Natalie Ball: bilwi naats Ga’niipci

2023

This work consist of cotton, elk rawhide, wood, synthetic fabric, leather, artificial hair, safety pins, metal clamps, glass beads, plastic beads, metal, shells, rope, makeup, and graphite suspended in the air with clamps hoovering over wooden planks.

Natalie Ball: Dwaa neepga [what’s happening?], my name is Natalie Ball. My work always calls back to narrative, and my work always calls back to community, to ancestors, to right now, and identity.

To claim my Blackness doesn't disqualify me or water down how Indian I am even though it does when you're thinking about blood quantum and blood politics that are used to self determine who we are as a tribe or a nation or as a people. So I'm using that, “we smell like the outside,” of colloquialism to push back against this really static idea of Indian. 

My idea for materials in my studio was always to deconstruct it, to make new meaning from it. To choose materials that are charged with meaning, to choose materials  that are strong markers for Indian. That say Indian really loud. What's more Indian than a ribbon skirt? What's more Indian than a star quilt? That's where the work really starts at. And the narrative informs the materials. 

Narrator: One work where Ball literally stitches historical narratives into carefully chosen materials is the plywood-mounted work with a paper quilt, which is on the north gallery wall, to the right after you enter. 

Natalie Ball: I've been sitting on these Modoc War newspapers or these newspapers that cover the Modoc War from 1872 to 1873. I've been sitting on those for a while. I am Modoc and those materials, I just never knew what to do with them and now I do. I've been collecting quotes from my auntie, top quilts from my auntie, she's passed now. This is the last one that I have of hers. And I just feel like you can't think about quilting without thinking about Black history in America.

Narrator: Like the quilts, the hanging works collage different objects together to complicate their meanings. Ball describes the animal hides in particular as continuations of the idea brought forth by the exhibition’s title, which in maqlaqsyals—the Klamath peoples’ language—is “bilwi naats Ga’niipci.”

Natalie Ball: So I started this work last year thinking through the animals that come from the outside that come home into the inside of my home. 

The community home here where I'm from, in Chiloquin, Oregon. It's a Native American community. It's my tribal community. So when your deer elk is hunted, it comes home gutted, it hangs and it cures a while and it's hung from its hind legs onto a pole that extends from a rope to the ceiling or some sort of bar usually in your garage where it cures for a few amount of days and it's covered with fabric and it hangs there.

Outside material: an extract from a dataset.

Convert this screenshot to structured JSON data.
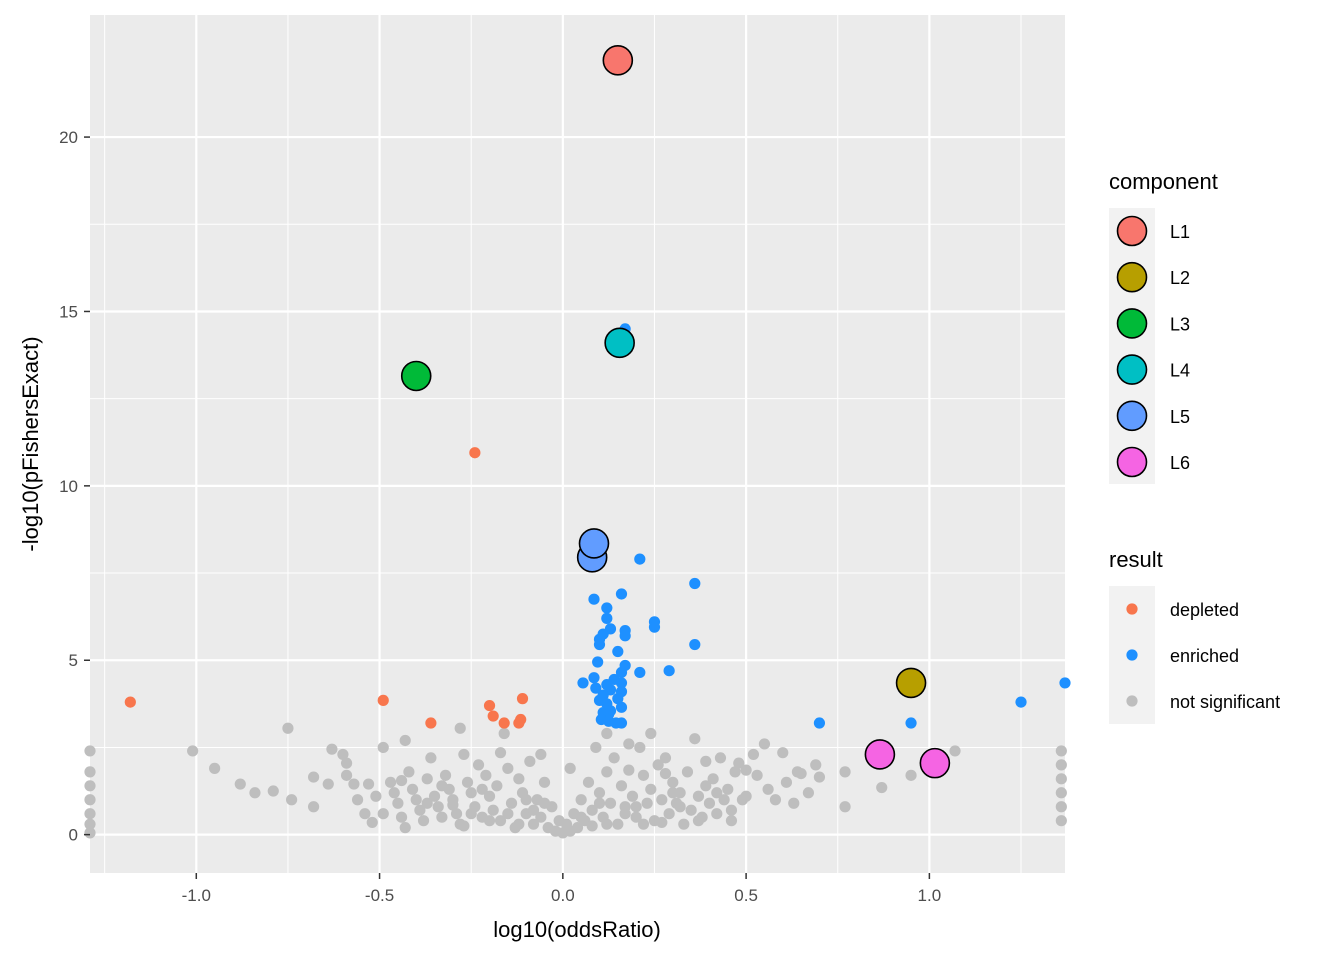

I think this idea of Pan-Indianism, I think this idea of my Blackness being a way to disqualify me from belonging in these spaces, and to exist in this space of being othered in the Indian community is where the beauty of the work lies. I think the really fun part about this and the really beautiful thing about being who I am is knowing that belonging looks really different in both communities. I can honestly say that I'm free in this space to make this kind of work, that's critical. So when I'm thinking through this idea of belonging through the work, it allows me to be free with my materials as well. 

Usually you don't rip up your auntie's blanket who's passed. You don't rip up a baby blanket that was given to your son, through community. But I do because I just feel like everything's sacred in here and nothing is sacred in here. Everything can be deconstructed here to make meaning that I feel is really important because it holds a certain kind of space that needs to be held not only for me and my babies, but also for those that are coming, that hold the same kind of space that I do.